A schematic of CTLA-4 self-association. (a) Schematic of the native, membrane-bound disulfide-bonded CTLA-4 dimer on a membrane (wavy line), (b) the dimeric structure reported here (compare Fig. 1a), and (c) a possible arrangement of five subunits within a CTLA-4 amyloid fiber according to a matching strand swapping.

Domain swapping of the type we have observed provides an explanation for the observation made by Wright et al. that immunoglobulin domains of similar sequence aggregate much faster and to a greater extent into amyloid-like structures than domains of dissimilar sequence: swapping β-strands of dissimilar sequences would effect imperfect structural complementation and decreased stability. Our observations also support the proposal that domain swapping could be the molecular basis for the formation of both fibrils and aggregates in the same disease, especially when different kinds of deposits arise from the same protein. In certain lymphoproliferative disorders, immunoglobulin domains are overproduced, resulting in amorphous and fibrillar aggregates. A soluble splice-variant form of CTLA-4 that lacks the transmembrane region and membrane-proximal linker has been identified in vivo, being most abundant in bone marrow, blood and lymph nodes. This naturally soluble form of CTLA-4 formed dimeric species with apparently comparable stability to that of the dimer described here, as well as some higher molecular weight aggregates. In patients with autoimmune thyroid disease, the levels of expression of soluble CTLA-4 are as much as 7- to 20-fold greater than in normal individuals; furthermore, individuals suffering from myasthenia gravis, systemic lupus erythematosus and systemic sclerosis also show elevated soluble CTLA-4 expression. Indeed, in systemic sclerosis the level of CTLA-4 expression appears linked to adverse progression, and aggregated protein deposits are associated with pathology.

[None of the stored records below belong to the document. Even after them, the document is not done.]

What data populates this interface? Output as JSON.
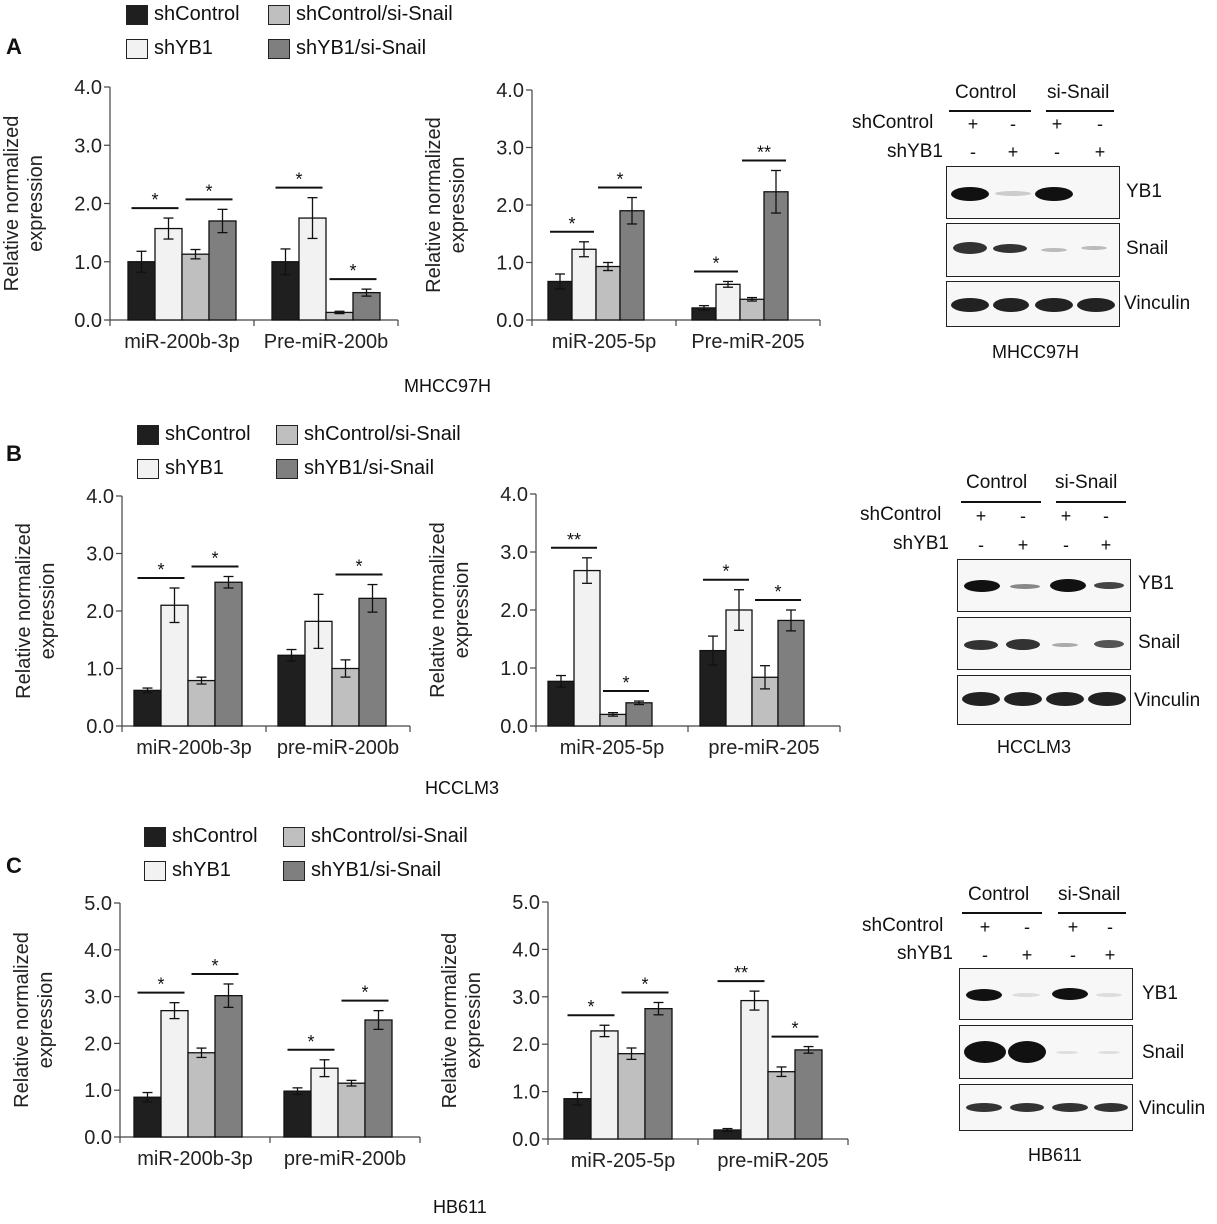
{
  "colors": {
    "shControl": "#1f1f1f",
    "shYB1": "#f2f2f2",
    "shControl_siSnail": "#bfbfbf",
    "shYB1_siSnail": "#7f7f7f"
  },
  "legend_labels": [
    "shControl",
    "shYB1",
    "shControl/si-Snail",
    "shYB1/si-Snail"
  ],
  "panels": [
    {
      "letter": "A",
      "cell_line": "MHCC97H",
      "chart_data": [
        {
          "type": "bar",
          "ylabel": "Relative normalized expression",
          "ylim": [
            0,
            4
          ],
          "yticks": [
            "0.0",
            "1.0",
            "2.0",
            "3.0",
            "4.0"
          ],
          "categories": [
            "miR-200b-3p",
            "Pre-miR-200b"
          ],
          "series": [
            {
              "name": "shControl",
              "values": [
                1.0,
                1.0
              ],
              "errors": [
                0.18,
                0.22
              ]
            },
            {
              "name": "shYB1",
              "values": [
                1.57,
                1.75
              ],
              "errors": [
                0.18,
                0.35
              ]
            },
            {
              "name": "shControl/si-Snail",
              "values": [
                1.13,
                0.13
              ],
              "errors": [
                0.08,
                0.02
              ]
            },
            {
              "name": "shYB1/si-Snail",
              "values": [
                1.7,
                0.47
              ],
              "errors": [
                0.2,
                0.06
              ]
            }
          ],
          "significance": [
            {
              "category": 0,
              "from": 0,
              "to": 1,
              "label": "*"
            },
            {
              "category": 0,
              "from": 2,
              "to": 3,
              "label": "*"
            },
            {
              "category": 1,
              "from": 0,
              "to": 1,
              "label": "*"
            },
            {
              "category": 1,
              "from": 2,
              "to": 3,
              "label": "*"
            }
          ]
        },
        {
          "type": "bar",
          "ylabel": "Relative normalized expression",
          "ylim": [
            0,
            4
          ],
          "yticks": [
            "0.0",
            "1.0",
            "2.0",
            "3.0",
            "4.0"
          ],
          "categories": [
            "miR-205-5p",
            "Pre-miR-205"
          ],
          "series": [
            {
              "name": "shControl",
              "values": [
                0.67,
                0.21
              ],
              "errors": [
                0.13,
                0.04
              ]
            },
            {
              "name": "shYB1",
              "values": [
                1.23,
                0.62
              ],
              "errors": [
                0.13,
                0.05
              ]
            },
            {
              "name": "shControl/si-Snail",
              "values": [
                0.93,
                0.36
              ],
              "errors": [
                0.07,
                0.03
              ]
            },
            {
              "name": "shYB1/si-Snail",
              "values": [
                1.9,
                2.23
              ],
              "errors": [
                0.23,
                0.37
              ]
            }
          ],
          "significance": [
            {
              "category": 0,
              "from": 0,
              "to": 1,
              "label": "*"
            },
            {
              "category": 0,
              "from": 2,
              "to": 3,
              "label": "*"
            },
            {
              "category": 1,
              "from": 0,
              "to": 1,
              "label": "*"
            },
            {
              "category": 1,
              "from": 2,
              "to": 3,
              "label": "**"
            }
          ]
        }
      ]
    },
    {
      "letter": "B",
      "cell_line": "HCCLM3",
      "chart_data": [
        {
          "type": "bar",
          "ylabel": "Relative normalized expression",
          "ylim": [
            0,
            4
          ],
          "yticks": [
            "0.0",
            "1.0",
            "2.0",
            "3.0",
            "4.0"
          ],
          "categories": [
            "miR-200b-3p",
            "pre-miR-200b"
          ],
          "series": [
            {
              "name": "shControl",
              "values": [
                0.62,
                1.23
              ],
              "errors": [
                0.04,
                0.1
              ]
            },
            {
              "name": "shYB1",
              "values": [
                2.1,
                1.82
              ],
              "errors": [
                0.3,
                0.47
              ]
            },
            {
              "name": "shControl/si-Snail",
              "values": [
                0.79,
                1.0
              ],
              "errors": [
                0.06,
                0.15
              ]
            },
            {
              "name": "shYB1/si-Snail",
              "values": [
                2.5,
                2.22
              ],
              "errors": [
                0.1,
                0.24
              ]
            }
          ],
          "significance": [
            {
              "category": 0,
              "from": 0,
              "to": 1,
              "label": "*"
            },
            {
              "category": 0,
              "from": 2,
              "to": 3,
              "label": "*"
            },
            {
              "category": 1,
              "from": 2,
              "to": 3,
              "label": "*"
            }
          ]
        },
        {
          "type": "bar",
          "ylabel": "Relative normalized expression",
          "ylim": [
            0,
            4
          ],
          "yticks": [
            "0.0",
            "1.0",
            "2.0",
            "3.0",
            "4.0"
          ],
          "categories": [
            "miR-205-5p",
            "pre-miR-205"
          ],
          "series": [
            {
              "name": "shControl",
              "values": [
                0.77,
                1.3
              ],
              "errors": [
                0.1,
                0.25
              ]
            },
            {
              "name": "shYB1",
              "values": [
                2.68,
                2.0
              ],
              "errors": [
                0.22,
                0.35
              ]
            },
            {
              "name": "shControl/si-Snail",
              "values": [
                0.2,
                0.84
              ],
              "errors": [
                0.03,
                0.2
              ]
            },
            {
              "name": "shYB1/si-Snail",
              "values": [
                0.4,
                1.82
              ],
              "errors": [
                0.03,
                0.18
              ]
            }
          ],
          "significance": [
            {
              "category": 0,
              "from": 0,
              "to": 1,
              "label": "**"
            },
            {
              "category": 0,
              "from": 2,
              "to": 3,
              "label": "*"
            },
            {
              "category": 1,
              "from": 0,
              "to": 1,
              "label": "*"
            },
            {
              "category": 1,
              "from": 2,
              "to": 3,
              "label": "*"
            }
          ]
        }
      ]
    },
    {
      "letter": "C",
      "cell_line": "HB611",
      "chart_data": [
        {
          "type": "bar",
          "ylabel": "Relative normalized expression",
          "ylim": [
            0,
            5
          ],
          "yticks": [
            "0.0",
            "1.0",
            "2.0",
            "3.0",
            "4.0",
            "5.0"
          ],
          "categories": [
            "miR-200b-3p",
            "pre-miR-200b"
          ],
          "series": [
            {
              "name": "shControl",
              "values": [
                0.85,
                0.98
              ],
              "errors": [
                0.1,
                0.07
              ]
            },
            {
              "name": "shYB1",
              "values": [
                2.7,
                1.47
              ],
              "errors": [
                0.17,
                0.18
              ]
            },
            {
              "name": "shControl/si-Snail",
              "values": [
                1.8,
                1.15
              ],
              "errors": [
                0.1,
                0.06
              ]
            },
            {
              "name": "shYB1/si-Snail",
              "values": [
                3.02,
                2.5
              ],
              "errors": [
                0.25,
                0.2
              ]
            }
          ],
          "significance": [
            {
              "category": 0,
              "from": 0,
              "to": 1,
              "label": "*"
            },
            {
              "category": 0,
              "from": 2,
              "to": 3,
              "label": "*"
            },
            {
              "category": 1,
              "from": 0,
              "to": 1,
              "label": "*"
            },
            {
              "category": 1,
              "from": 2,
              "to": 3,
              "label": "*"
            }
          ]
        },
        {
          "type": "bar",
          "ylabel": "Relative normalized expression",
          "ylim": [
            0,
            5
          ],
          "yticks": [
            "0.0",
            "1.0",
            "2.0",
            "3.0",
            "4.0",
            "5.0"
          ],
          "categories": [
            "miR-205-5p",
            "pre-miR-205"
          ],
          "series": [
            {
              "name": "shControl",
              "values": [
                0.85,
                0.19
              ],
              "errors": [
                0.13,
                0.03
              ]
            },
            {
              "name": "shYB1",
              "values": [
                2.28,
                2.92
              ],
              "errors": [
                0.12,
                0.2
              ]
            },
            {
              "name": "shControl/si-Snail",
              "values": [
                1.8,
                1.42
              ],
              "errors": [
                0.12,
                0.1
              ]
            },
            {
              "name": "shYB1/si-Snail",
              "values": [
                2.75,
                1.88
              ],
              "errors": [
                0.13,
                0.07
              ]
            }
          ],
          "significance": [
            {
              "category": 0,
              "from": 0,
              "to": 1,
              "label": "*"
            },
            {
              "category": 0,
              "from": 2,
              "to": 3,
              "label": "*"
            },
            {
              "category": 1,
              "from": 0,
              "to": 1,
              "label": "**"
            },
            {
              "category": 1,
              "from": 2,
              "to": 3,
              "label": "*"
            }
          ]
        }
      ]
    }
  ],
  "western_blots": [
    {
      "group_labels": [
        "Control",
        "si-Snail"
      ],
      "row_labels": [
        "shControl",
        "shYB1"
      ],
      "shControl_signs": [
        "+",
        "-",
        "+",
        "-"
      ],
      "shYB1_signs": [
        "-",
        "+",
        "-",
        "+"
      ],
      "protein_labels": [
        "YB1",
        "Snail",
        "Vinculin"
      ],
      "cell_line": "MHCC97H"
    },
    {
      "group_labels": [
        "Control",
        "si-Snail"
      ],
      "row_labels": [
        "shControl",
        "shYB1"
      ],
      "shControl_signs": [
        "+",
        "-",
        "+",
        "-"
      ],
      "shYB1_signs": [
        "-",
        "+",
        "-",
        "+"
      ],
      "protein_labels": [
        "YB1",
        "Snail",
        "Vinculin"
      ],
      "cell_line": "HCCLM3"
    },
    {
      "group_labels": [
        "Control",
        "si-Snail"
      ],
      "row_labels": [
        "shControl",
        "shYB1"
      ],
      "shControl_signs": [
        "+",
        "-",
        "+",
        "-"
      ],
      "shYB1_signs": [
        "-",
        "+",
        "-",
        "+"
      ],
      "protein_labels": [
        "YB1",
        "Snail",
        "Vinculin"
      ],
      "cell_line": "HB611"
    }
  ]
}
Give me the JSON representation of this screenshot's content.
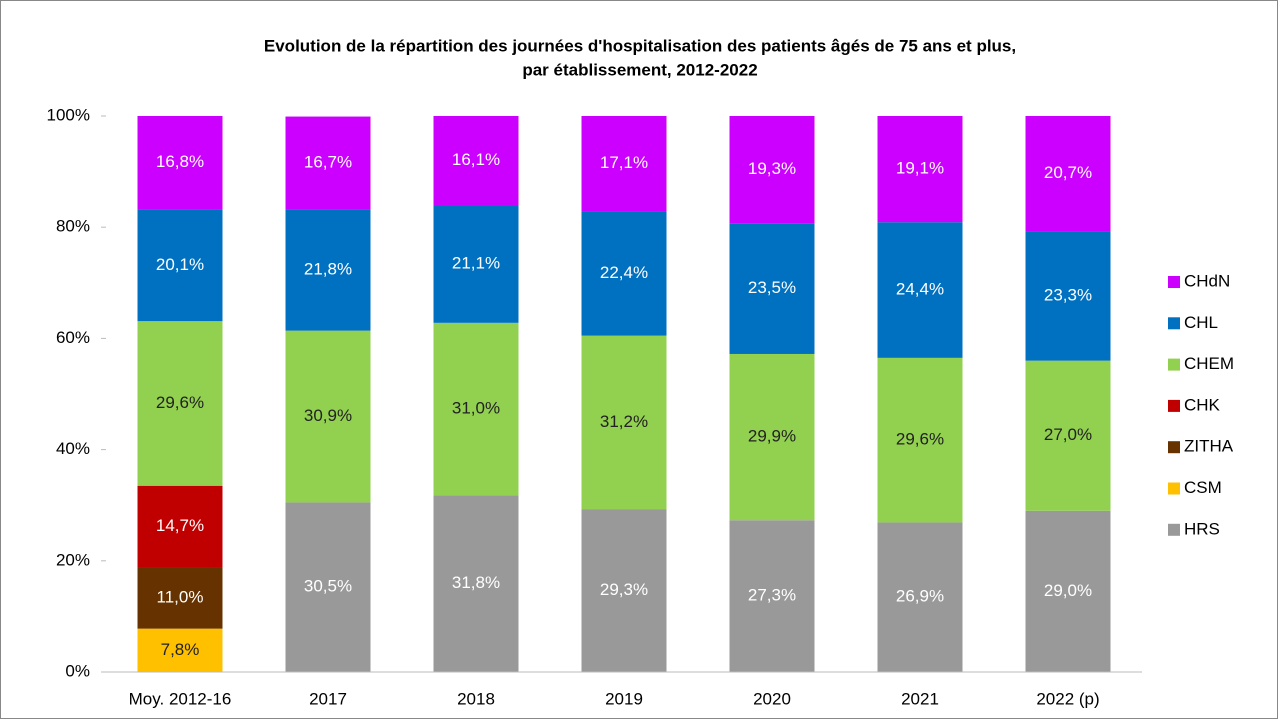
{
  "chart_data": {
    "type": "stacked_bar",
    "title": [
      "Evolution de la répartition des journées d'hospitalisation des patients âgés de 75 ans et plus,",
      "par établissement, 2012-2022"
    ],
    "categories": [
      "Moy. 2012-16",
      "2017",
      "2018",
      "2019",
      "2020",
      "2021",
      "2022 (p)"
    ],
    "series": [
      {
        "name": "HRS",
        "color": "#999999",
        "values": [
          null,
          30.5,
          31.8,
          29.3,
          27.3,
          26.9,
          29.0
        ],
        "value_labels": [
          null,
          "30,5%",
          "31,8%",
          "29,3%",
          "27,3%",
          "26,9%",
          "29,0%"
        ]
      },
      {
        "name": "CSM",
        "color": "#ffc000",
        "values": [
          7.8,
          null,
          null,
          null,
          null,
          null,
          null
        ],
        "value_labels": [
          "7,8%",
          null,
          null,
          null,
          null,
          null,
          null
        ]
      },
      {
        "name": "ZITHA",
        "color": "#663300",
        "values": [
          11.0,
          null,
          null,
          null,
          null,
          null,
          null
        ],
        "value_labels": [
          "11,0%",
          null,
          null,
          null,
          null,
          null,
          null
        ]
      },
      {
        "name": "CHK",
        "color": "#c00000",
        "values": [
          14.7,
          null,
          null,
          null,
          null,
          null,
          null
        ],
        "value_labels": [
          "14,7%",
          null,
          null,
          null,
          null,
          null,
          null
        ]
      },
      {
        "name": "CHEM",
        "color": "#92d050",
        "values": [
          29.6,
          30.9,
          31.0,
          31.2,
          29.9,
          29.6,
          27.0
        ],
        "value_labels": [
          "29,6%",
          "30,9%",
          "31,0%",
          "31,2%",
          "29,9%",
          "29,6%",
          "27,0%"
        ]
      },
      {
        "name": "CHL",
        "color": "#0070c0",
        "values": [
          20.1,
          21.8,
          21.1,
          22.4,
          23.5,
          24.4,
          23.3
        ],
        "value_labels": [
          "20,1%",
          "21,8%",
          "21,1%",
          "22,4%",
          "23,5%",
          "24,4%",
          "23,3%"
        ]
      },
      {
        "name": "CHdN",
        "color": "#cc00ff",
        "values": [
          16.8,
          16.7,
          16.1,
          17.1,
          19.3,
          19.1,
          20.7
        ],
        "value_labels": [
          "16,8%",
          "16,7%",
          "16,1%",
          "17,1%",
          "19,3%",
          "19,1%",
          "20,7%"
        ]
      }
    ],
    "ylim": [
      0,
      100
    ],
    "yticks": [
      {
        "value": 0,
        "label": "0%"
      },
      {
        "value": 20,
        "label": "20%"
      },
      {
        "value": 40,
        "label": "40%"
      },
      {
        "value": 60,
        "label": "60%"
      },
      {
        "value": 80,
        "label": "80%"
      },
      {
        "value": 100,
        "label": "100%"
      }
    ],
    "legend": "right"
  }
}
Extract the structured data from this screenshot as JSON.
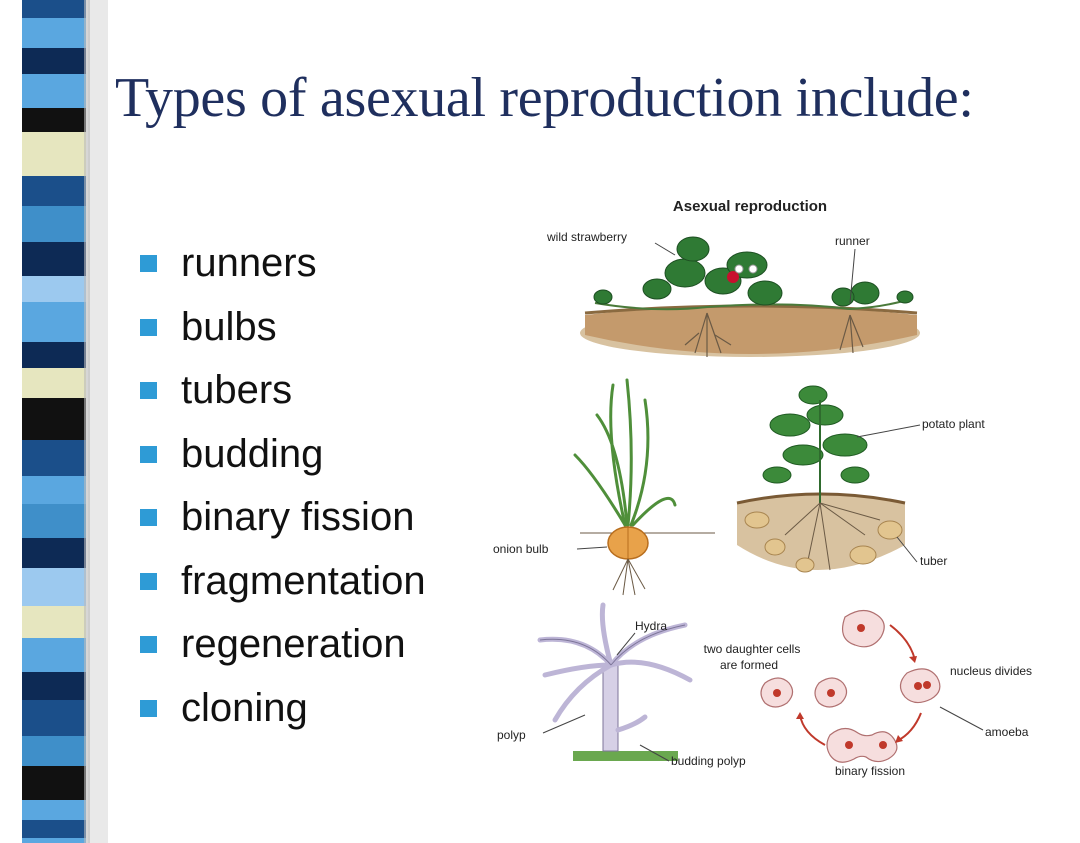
{
  "slide": {
    "title": "Types of asexual reproduction include:",
    "bullets": [
      "runners",
      "bulbs",
      "tubers",
      "budding",
      "binary fission",
      "fragmentation",
      "regeneration",
      "cloning"
    ]
  },
  "figure": {
    "title": "Asexual reproduction",
    "labels": {
      "wild_strawberry": "wild strawberry",
      "runner": "runner",
      "potato_plant": "potato plant",
      "onion_bulb": "onion bulb",
      "tuber": "tuber",
      "hydra": "Hydra",
      "daughter_cells_line1": "two daughter cells",
      "daughter_cells_line2": "are formed",
      "nucleus_divides": "nucleus divides",
      "polyp": "polyp",
      "amoeba": "amoeba",
      "budding_polyp": "budding polyp",
      "binary_fission": "binary fission"
    }
  },
  "colors": {
    "title": "#1f2f5e",
    "bullet_square": "#2e9bd6",
    "stripe_palette": [
      "#1b4f8a",
      "#5aa7e0",
      "#0d2a55",
      "#111111",
      "#e6e6bf",
      "#3f8fc9",
      "#9cc9ef"
    ]
  }
}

It is noteworthy that the two-β-sheet DEBA–GFCC′C″ topology characteristic of IgSF domains appears independently in cytokine receptors, fibronectin, cadherins, transcription factors and bacterial cytosolic domains, indicating that it is among the most successful folding topologies. In spite of this, there are now four examples of IgSF domains exhibiting intrinsic metastability: CTLA-4, CD47, the llama antibody heavy chain and CD2. In the case of the CD2 dimer, a much more dramatic rearrangement is observed, in which the A, B, C and C′ strands of one polypeptide combine with the D, E, F and G strands of the other. It seems that the evolution of these proteins accommodated a trade-off between facile folding and potentially disease-causing metastability.

Protein Data Bank accession code

Coordinates and structure factors for the ecCTLA-4 strand-swapped dimer have been deposited with Protein Data Bank accession code 2x44.